For more than 35 years. Licensing Expo has connected the world’s most influential entertainment, character, fashion, art and corporate brand owners and agents with consumer goods manufacturers, licensees and retailers. At this year’s show, held in Las Vegas May 23 – 25, more than 16,000 licensing professionals participated in this important event.
Lookout Marketing, global licensing experts and The Trend Curve’s partner in our new Taking Stock of Retail series, was there to capture the top licensing trends and themes, which were both exiting and diverse. They ranged from unicorns to retro video games, included content trends such as girl power and emojis, focused on the ongoing rise of streaming services as viable distribution channels, and featured collaboration and co-branding continuing as key business models.
Read on for these and other insights, spotted by Lookout Marketing among the 406 exhibitors on the show floor in Las Vegas last month. Don't forget to look below for a gallery of images.
- Unicorns. Unicorn imagery and themes were featured on art and fashion properties. The fantasy artist Anne Stokes, was among those involved in this trend. So were kids’ properties like Zoonicorn, which supports social-emotional learning for 3- to 6-year-olds, and Poonicorn from Fun2Play toys, which mixes the unicorn and emoji trends. Nickelodeon’s new preschool series Nella the Princess Knight had a unicorn as a starring sidekick.
- Retro videogames. Interactive gaming properties are always abundant at Licensing Expo, but this year there was a focus on retro games. Most important were new licensing programs (Intellivision), anniversaries (Space Invaders’ 40th in 2018), new style guides (Bandai Namco’s recently launched Pac-man Retro) and re-launches (Where in the World is Carmen Sandiego? on Netflix)

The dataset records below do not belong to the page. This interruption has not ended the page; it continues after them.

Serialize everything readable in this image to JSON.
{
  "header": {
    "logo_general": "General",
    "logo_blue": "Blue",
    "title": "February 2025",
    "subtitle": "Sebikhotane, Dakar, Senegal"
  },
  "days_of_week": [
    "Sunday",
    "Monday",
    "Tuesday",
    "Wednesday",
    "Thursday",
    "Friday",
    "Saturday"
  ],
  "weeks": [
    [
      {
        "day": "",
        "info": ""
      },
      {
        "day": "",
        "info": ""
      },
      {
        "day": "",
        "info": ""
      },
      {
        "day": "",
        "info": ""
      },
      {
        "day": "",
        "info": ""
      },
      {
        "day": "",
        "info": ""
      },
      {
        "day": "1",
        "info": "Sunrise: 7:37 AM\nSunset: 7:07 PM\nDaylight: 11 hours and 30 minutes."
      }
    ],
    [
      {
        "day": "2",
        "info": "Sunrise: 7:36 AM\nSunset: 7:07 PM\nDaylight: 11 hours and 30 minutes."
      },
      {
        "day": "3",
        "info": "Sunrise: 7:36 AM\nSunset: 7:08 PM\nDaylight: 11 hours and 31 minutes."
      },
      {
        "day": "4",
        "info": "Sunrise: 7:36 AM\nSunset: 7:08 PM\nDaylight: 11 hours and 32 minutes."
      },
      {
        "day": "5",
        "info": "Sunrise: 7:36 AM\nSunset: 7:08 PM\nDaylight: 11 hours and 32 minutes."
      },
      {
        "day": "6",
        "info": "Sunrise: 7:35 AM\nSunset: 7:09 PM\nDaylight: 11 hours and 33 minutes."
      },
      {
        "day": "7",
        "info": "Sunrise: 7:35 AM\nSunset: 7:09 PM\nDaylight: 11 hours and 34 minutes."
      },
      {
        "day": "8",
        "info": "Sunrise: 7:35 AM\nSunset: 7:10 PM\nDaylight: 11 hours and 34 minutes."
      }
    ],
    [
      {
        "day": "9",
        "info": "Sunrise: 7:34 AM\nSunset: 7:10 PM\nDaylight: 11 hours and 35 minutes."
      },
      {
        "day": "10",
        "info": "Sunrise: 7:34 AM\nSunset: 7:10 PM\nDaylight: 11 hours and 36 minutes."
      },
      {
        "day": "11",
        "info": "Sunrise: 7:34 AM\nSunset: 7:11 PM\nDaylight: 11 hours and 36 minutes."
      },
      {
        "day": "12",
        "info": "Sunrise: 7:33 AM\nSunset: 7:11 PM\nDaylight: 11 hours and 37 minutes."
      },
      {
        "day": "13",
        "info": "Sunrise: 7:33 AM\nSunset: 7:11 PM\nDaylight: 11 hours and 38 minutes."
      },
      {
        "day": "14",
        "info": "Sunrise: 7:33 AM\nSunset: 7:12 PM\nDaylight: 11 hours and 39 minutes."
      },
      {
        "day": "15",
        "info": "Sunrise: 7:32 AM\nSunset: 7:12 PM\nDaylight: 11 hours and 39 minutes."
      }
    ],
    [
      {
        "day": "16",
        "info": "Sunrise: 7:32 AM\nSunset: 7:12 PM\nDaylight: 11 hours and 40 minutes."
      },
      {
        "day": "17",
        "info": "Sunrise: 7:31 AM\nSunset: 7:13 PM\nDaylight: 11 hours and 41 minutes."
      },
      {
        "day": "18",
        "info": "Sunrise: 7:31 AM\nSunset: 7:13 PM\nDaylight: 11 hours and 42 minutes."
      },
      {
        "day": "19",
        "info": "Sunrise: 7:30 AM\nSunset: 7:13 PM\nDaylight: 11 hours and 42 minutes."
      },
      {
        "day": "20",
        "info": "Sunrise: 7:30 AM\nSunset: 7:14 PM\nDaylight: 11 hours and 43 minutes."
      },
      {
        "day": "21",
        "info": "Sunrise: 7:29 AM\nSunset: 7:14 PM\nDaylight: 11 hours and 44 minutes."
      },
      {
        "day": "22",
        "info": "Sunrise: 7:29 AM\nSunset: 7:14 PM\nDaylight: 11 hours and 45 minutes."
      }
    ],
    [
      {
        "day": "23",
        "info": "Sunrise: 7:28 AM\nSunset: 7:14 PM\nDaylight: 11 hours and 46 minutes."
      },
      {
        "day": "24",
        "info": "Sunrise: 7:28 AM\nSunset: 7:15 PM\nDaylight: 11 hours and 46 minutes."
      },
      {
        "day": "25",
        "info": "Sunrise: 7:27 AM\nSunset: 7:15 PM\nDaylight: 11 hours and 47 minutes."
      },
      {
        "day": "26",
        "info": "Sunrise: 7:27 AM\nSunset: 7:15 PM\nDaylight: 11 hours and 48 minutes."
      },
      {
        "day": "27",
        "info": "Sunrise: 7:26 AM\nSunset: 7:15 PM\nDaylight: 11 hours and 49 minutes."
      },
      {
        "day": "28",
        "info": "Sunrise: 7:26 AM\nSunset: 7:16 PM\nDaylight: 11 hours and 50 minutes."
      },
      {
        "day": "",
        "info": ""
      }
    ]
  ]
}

- Emojis: still going strong. EmojiOne, the Creative Commons character set, launched a licensing program with Brand Liaison, while first-time exhibitor Kika Tech, an emoji keyboard app developer, was seeking partnerships for branded emojis. Emoji: The Official Brand and Smiley both commanded large booths, as usual, while Sony’s The Emoji Movie, supported by a complete licensing program, is set for release this summer. Emoji-inspired designs also were common at booths such as Grumpy Cat’s.
- Christian characters. Religious characters historically have had a low profile at the show, aside from VeggieTales during its heyday. But there were some glimpses of inspiration this year. Sony exhibited The Star, a feature film about the nativity story, with licensees including Simon & Schuster. Agency Brand Central touted a new licensing program for Bible bbs, a faith-based kids property that counts Beverly Hills Teddy Bear as its master toy licensee. The perennial Precious Moments had a small booth as well.
- Brown Bears. Always a popular and classic theme, bears—especially brown ones—had particularly high profile this year. Many of them were international properties being pitched to U.S. licensees and retailers, including LINE Friends and Wingcle (from Korea), Rilakkuma (Japan), Boonie Bears (China), and Masha and the Bear (Russia), to name a few.
- Line Art. All-over black-and-white line art, reminiscent of the look of an adult coloring book (but not meant for coloring), appeared in categories from booth designs, to premium items like tote bags, to licensed products such as journals and t-shirts. The designs typically incorporated line-art versions of characters or logos as part of highly detailed patterns.
- Netflix et al. The number of TV properties available only on streaming services, particularly Netflix but also Amazon, Hulu, and others, has proliferated over the past three or four years. At the 2017 show, this concept seemed to hit critical mass. That is not to say there have been any significant success stories yet. Still, many manufacturers are increasingly willing to consider franchise-based streaming properties (think Star Trek: Discovery) or wholly original streamed productions (e.g., Trollhunters).
- Female force. The girl power trend continues, with appealing females in lead roles (e.g. Nella), ensemble casts featuring strong female characters (Adventure Time and Steven Universe on Cartoon Network), and girls being added in later seasons to complement the original male lead (Yo-Kai Watch). Licensing programs for properties including DC Super Hero Girls and the Wonder Woman feature film are proliferating, and in many cases performing well.
- Collaborations and co-branding. There were ample examples of short-term fashion collaborations and other forms of co-branding—another trend that has been ongoing in recent years—with licensors from Coca-Cola and King Features to Peanuts and Pokémon touting recent initiatives.
- Preschool. Despite a very crowded landscape, preschool properties remained plentiful. The top examples were typically those airing on PBS Kids, Disney Junior, or Nick Jr., but shows distributed on other traditional networks or streaming services also were spotted, such as The Ollie & Moon Show on Sprout.